Scott Margolis is a Managing Director in EY’s Cybersecurity group and co-leader of America’s Data Privacy & Protection practice. He focuses on global financial services privacy and cybersecurity, integrating his significant experience with global privacy law, regulatory compliance, information security and risk management. His recent engagements have focused on leading clients to compliance with the California Consumer Privacy Act (CCPA) as well as the General Data Protection Regulation (GDPR) and support for clients pursuing EU Binding Corporate Rules (BCRs), improve postures in cybersecurity strategy, US privacy compliance, third party risk management (TPRM), information security program management, Data Loss Prevention (DLP), and identity and access management (IAM).
Mr. Margolis has been supporting clients in consulting roles for over 20 years. Prior to joining EY, he held the role of Strategy and Planning Executive for Bank of America’s Enterprise Privacy Technology where he was responsible for design and implementation of the compliance program supporting the globalization of the bank across 60 jurisdictions around the world, as well as the regulatory compliance processes and technology supporting the firm globally. He has been awarded 2 US Patents for his ground-breaking work in this challenging area of law and compliance.
He earned his Project Management Professional (PMP) designation in 2002, is a Certified Information Privacy Professional (CIPP/US) in US law, as well as a CIPT in privacy technology, and has earned a credential in design for six sigma (DFSS) processes.
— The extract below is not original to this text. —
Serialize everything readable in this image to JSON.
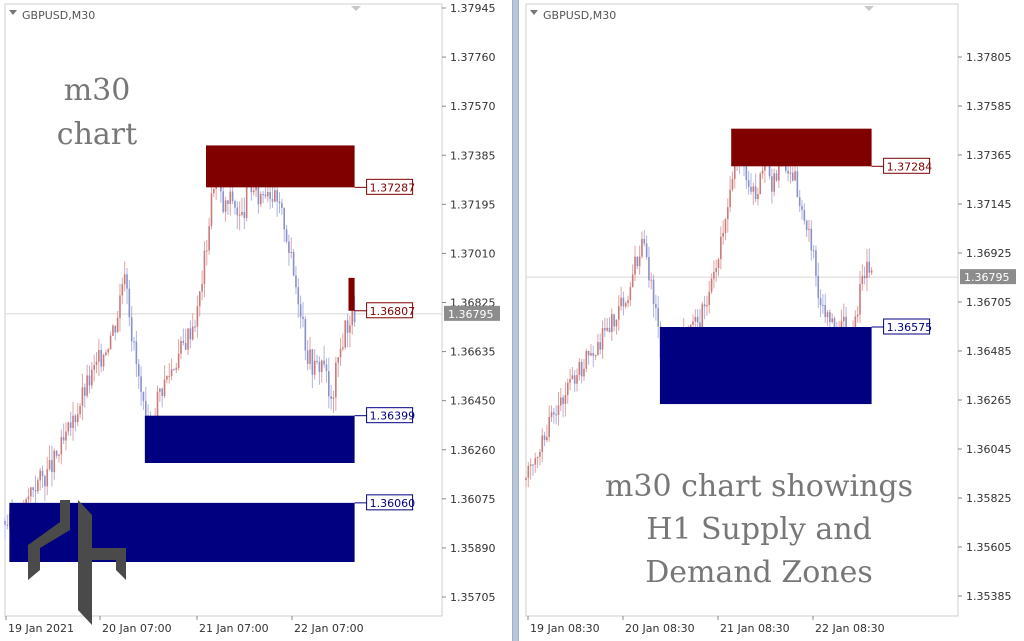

He has presented at system development conferences worldwide and has multiple copyrights to his credit for processes and supporting system development and applications that he has led from ideation through program management to successful delivery. Immediately prior to his role in the BAC compliance organization, he was SVP of Enterprise Technology Strategy for the infrastructure team at Bank of America, leading the implementation of workflow automation for the firm.